In Python, Node.js, the usual suspects. Even cooler would be a node.js/Gremlin bridge that gave you the graph object.

Response wrapper details

Query time, statistics, that sort of thing.

Better run-iterator centralization

It's everywhere now, with subtly different semantics. Unify and do cool things (like abort).

More test coverage

Always good. Break out test_utils and compare text and Javascript outputs.

More documentation

Also always good.

Anything marked "TODO" in the code.

Usually something that should be taken care of.

Bootstraps

Start discussing bootstrap triples, things that make the database self-describing, if they exist (though they need not). Talk about sameAs and indexing and type systems and whatnot.

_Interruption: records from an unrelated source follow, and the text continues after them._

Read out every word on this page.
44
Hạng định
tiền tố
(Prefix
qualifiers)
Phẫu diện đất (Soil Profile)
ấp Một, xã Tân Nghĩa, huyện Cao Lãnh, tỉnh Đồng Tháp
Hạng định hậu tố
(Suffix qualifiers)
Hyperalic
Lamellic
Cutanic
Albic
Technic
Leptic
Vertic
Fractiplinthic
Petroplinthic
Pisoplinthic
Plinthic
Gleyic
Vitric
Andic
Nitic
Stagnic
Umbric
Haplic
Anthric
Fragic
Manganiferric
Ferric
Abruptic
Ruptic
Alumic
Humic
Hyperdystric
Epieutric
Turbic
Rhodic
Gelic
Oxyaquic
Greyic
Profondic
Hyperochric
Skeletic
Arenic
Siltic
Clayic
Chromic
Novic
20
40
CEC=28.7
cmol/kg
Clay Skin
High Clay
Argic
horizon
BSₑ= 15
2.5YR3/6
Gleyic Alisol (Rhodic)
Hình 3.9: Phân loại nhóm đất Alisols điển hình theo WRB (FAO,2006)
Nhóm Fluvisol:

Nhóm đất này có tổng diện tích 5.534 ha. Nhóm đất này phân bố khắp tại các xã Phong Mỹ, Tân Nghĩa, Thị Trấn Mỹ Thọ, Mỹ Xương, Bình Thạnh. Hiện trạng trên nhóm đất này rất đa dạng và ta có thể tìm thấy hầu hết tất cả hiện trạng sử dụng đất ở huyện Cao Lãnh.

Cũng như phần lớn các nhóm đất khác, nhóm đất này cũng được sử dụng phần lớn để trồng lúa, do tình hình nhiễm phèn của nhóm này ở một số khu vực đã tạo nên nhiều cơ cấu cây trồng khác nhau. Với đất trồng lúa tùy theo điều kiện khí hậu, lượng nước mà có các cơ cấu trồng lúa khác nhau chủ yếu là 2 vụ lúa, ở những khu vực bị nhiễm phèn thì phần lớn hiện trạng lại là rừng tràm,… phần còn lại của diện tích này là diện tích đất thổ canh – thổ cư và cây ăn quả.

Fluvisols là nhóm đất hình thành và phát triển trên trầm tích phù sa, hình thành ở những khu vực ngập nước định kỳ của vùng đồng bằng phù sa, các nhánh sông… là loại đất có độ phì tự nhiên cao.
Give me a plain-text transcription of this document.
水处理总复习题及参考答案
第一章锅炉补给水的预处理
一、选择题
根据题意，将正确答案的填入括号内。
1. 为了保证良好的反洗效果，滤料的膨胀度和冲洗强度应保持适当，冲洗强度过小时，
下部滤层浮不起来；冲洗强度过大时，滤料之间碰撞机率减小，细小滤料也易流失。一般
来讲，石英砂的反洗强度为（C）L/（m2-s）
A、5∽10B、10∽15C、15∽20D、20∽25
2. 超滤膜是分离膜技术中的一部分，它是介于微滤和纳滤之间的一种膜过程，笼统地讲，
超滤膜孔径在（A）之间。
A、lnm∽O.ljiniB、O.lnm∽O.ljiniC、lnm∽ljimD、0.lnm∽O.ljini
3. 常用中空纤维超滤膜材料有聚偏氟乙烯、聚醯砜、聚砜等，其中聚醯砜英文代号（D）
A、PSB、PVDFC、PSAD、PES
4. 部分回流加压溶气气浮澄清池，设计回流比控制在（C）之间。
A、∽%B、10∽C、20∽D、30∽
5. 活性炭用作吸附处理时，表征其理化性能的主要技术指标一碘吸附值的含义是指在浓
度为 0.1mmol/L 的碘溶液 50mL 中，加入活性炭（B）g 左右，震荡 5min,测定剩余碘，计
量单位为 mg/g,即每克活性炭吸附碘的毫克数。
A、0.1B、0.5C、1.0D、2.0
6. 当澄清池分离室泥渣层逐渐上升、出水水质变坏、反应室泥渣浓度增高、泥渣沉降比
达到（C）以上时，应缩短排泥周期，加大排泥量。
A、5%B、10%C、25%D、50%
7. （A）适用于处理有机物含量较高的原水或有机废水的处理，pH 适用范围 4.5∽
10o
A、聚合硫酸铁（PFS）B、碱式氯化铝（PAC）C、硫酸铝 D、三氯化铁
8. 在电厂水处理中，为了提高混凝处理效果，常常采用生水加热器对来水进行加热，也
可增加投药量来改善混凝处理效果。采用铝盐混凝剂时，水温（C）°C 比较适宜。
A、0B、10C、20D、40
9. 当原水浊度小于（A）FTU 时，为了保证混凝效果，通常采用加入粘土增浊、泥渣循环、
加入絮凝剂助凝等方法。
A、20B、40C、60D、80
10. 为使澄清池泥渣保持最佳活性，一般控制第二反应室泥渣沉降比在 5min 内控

Better surfacing of Provenance

It exists, it's indexed, but it's basically useless right now

Optimize HasA Iterator

There are some simple optimizations that can be done there. And was the first one to get right, this is the next one. A simple example is just to convert the HasA to a fixed (next them out) if the subiterator size is guessable and small.

Gremlin features

Mid-query Limit

A way to limit the number of subresults at a point, without even running the query. Essentially, much as GetLimit() does for the end, be able to do the same in between

"Up" and "Down" traversals

Getting to the predicates from a node, or the nodes from a predicate, or some odd combinations thereof. Ditto for provenance.

Value comparison

Expose the value-comparison iterator in the language

MQL features

See also bootstrapping. Things like finding "name" predicates, and various schema or type enforcement.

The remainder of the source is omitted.